Patients who are to undergo immunosuppressive therapy but are at high risk for reactivation of hepatitis B infection should receive antiviral prophylaxis, rather than being monitored for reactivation and treated only if it develops, according to a new guideline published online in Gastroenterology.

The American Gastroenterological Association conducted a rigorous review of the available evidence and compiled seven recommendations to guide clinicians and researchers in preventing HBV reactivation before patients initiate immunosuppressive therapy and in treating reactivated HBV if it arises during immunosuppressive therapy. “Despite the large number of published studies, in most cases our recommendations are weak because either (1) the quality of the available data and/or the baseline risk of HBV reactivation is low or uncertain, and/or (2) the balance of risks and benefits for a particular strategy does not overwhelmingly support its use,” said Dr. K. Rajender Reddy, lead writer of the guideline and professor of gastroenterology and hepatology at the University of Pennsylvania, Philadelphia, and his associates.

In contrast, the data supporting the recommendation to provide prophylaxis for high-risk patients are moderately robust, so that recommendation is strong, they noted.

Patients’ level of risk is based on their HBV serologic status and the type of immunosuppression they require. For example, patients are considered at high risk for HBV reactivation if they are hepatitis B surface antigen (HBsAg) positive/anti–hepatitis B core (HBc) positive or are HBsAg negative/anti-HBc positive and are to be treated with B-cell–depleting agents such as rituximab or ofatumumab. Also at high risk are HBsAg-positive/anti-HBc–positive patients to be treated with anthracycline derivatives such as doxorubicin or epirubicin, and HBsAg-positive/anti-HBc–positive patients to be treated with moderate- or high-dose corticosteroids for 4 weeks or longer.

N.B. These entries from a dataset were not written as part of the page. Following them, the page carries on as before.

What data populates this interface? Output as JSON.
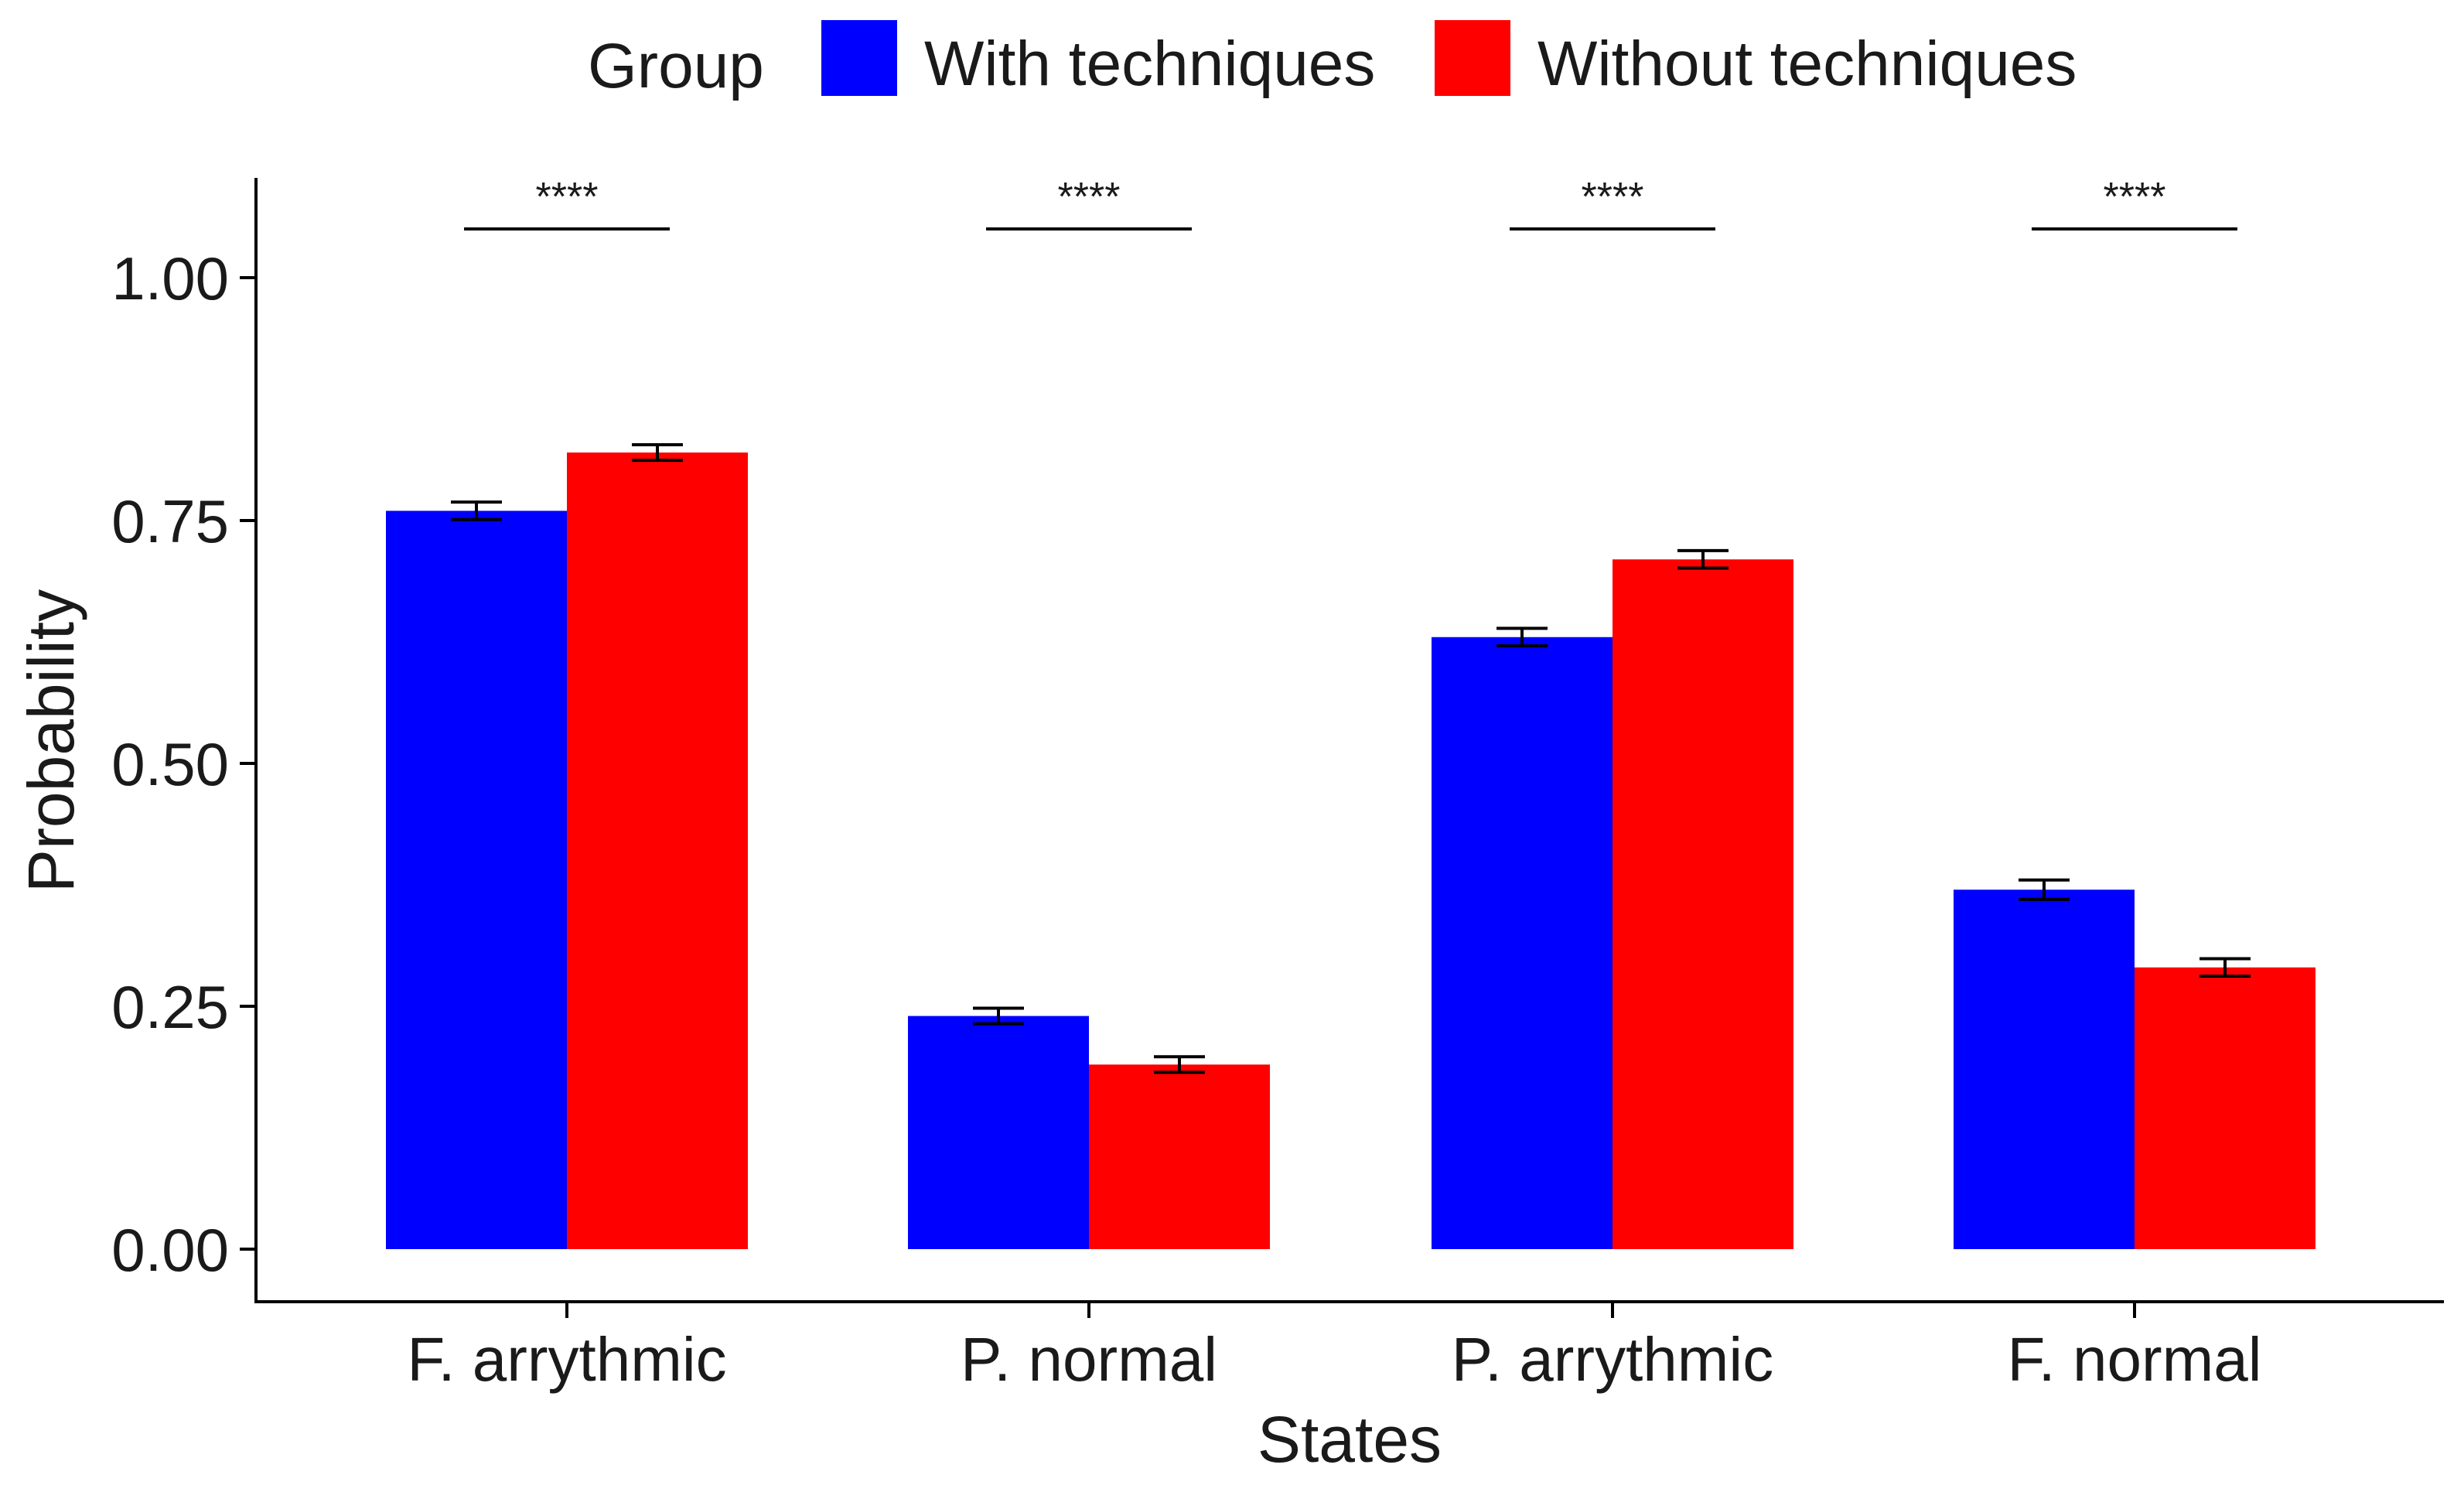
{
  "chart_data": {
    "type": "bar",
    "title": "",
    "xlabel": "States",
    "ylabel": "Probability",
    "ylim": [
      0,
      1.05
    ],
    "yticks": [
      0.0,
      0.25,
      0.5,
      0.75,
      1.0
    ],
    "ytick_labels": [
      "0.00",
      "0.25",
      "0.50",
      "0.75",
      "1.00"
    ],
    "categories": [
      "F. arrythmic",
      "P. normal",
      "P. arrythmic",
      "F. normal"
    ],
    "legend": {
      "title": "Group",
      "position": "top"
    },
    "series": [
      {
        "name": "With techniques",
        "color": "#0000ff",
        "values": [
          0.76,
          0.24,
          0.63,
          0.37
        ],
        "errors": [
          0.009,
          0.008,
          0.009,
          0.01
        ]
      },
      {
        "name": "Without techniques",
        "color": "#ff0000",
        "values": [
          0.82,
          0.19,
          0.71,
          0.29
        ],
        "errors": [
          0.008,
          0.008,
          0.009,
          0.009
        ]
      }
    ],
    "significance": [
      "****",
      "****",
      "****",
      "****"
    ],
    "grid": false
  }
}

In these high-risk patients, antiviral prophylaxis is definitely warranted, and it should extend for at least 6 months after the immunosuppressive therapy is completed, according to the guideline. In contrast, antiviral prophylaxis is “suggested” for moderate-risk patients, but those who place a higher value on avoiding antivirals and a lower value on avoiding HBV reactivation “may reasonably select no prophylaxis over antiviral prophylaxis,” Dr. Reddy and his associates said.

In contrast, routine antiviral prophylaxis is not recommended for patients undergoing immunosuppressive therapy who are at low risk for HBV reactivation.

Other recommendations in the new guideline concern which antiviral agents are preferred in different situations. The AGA strongly recommends antivirals that have a high barrier to resistance, in preference to lamivudine, in most patients. But it acknowledges that the evidence comparing various antivirals is weak, and that the drugs vary considerably in price. “Patients who put a higher value on cost and a lower value on avoiding the potentially small risk of resistance development may reasonably select the least expensive antiviral hepatitis B medication over more expensive antiviral drugs with a higher barrier to resistance,” Dr. Reddy and his associates said (Gastroenterol. 2014 [doi:10.1053/j.gastro.2014.10.039]).

The evidence regarding patient monitoring for HBV reactivation instead of prophylaxis is so sparse that the AGA makes no recommendation for or against this strategy at present. Most studies of the issue are of poor quality, use different definitions of HBV reactivation, have inconsistent reporting of patient outcomes, and disagree about the best methods and frequency of HBV DNA monitoring. Moreover, frequent monitoring requires “considerable” personnel resources, and the methods used in clinical studies may not even be adaptable to real world practice, the investigators said.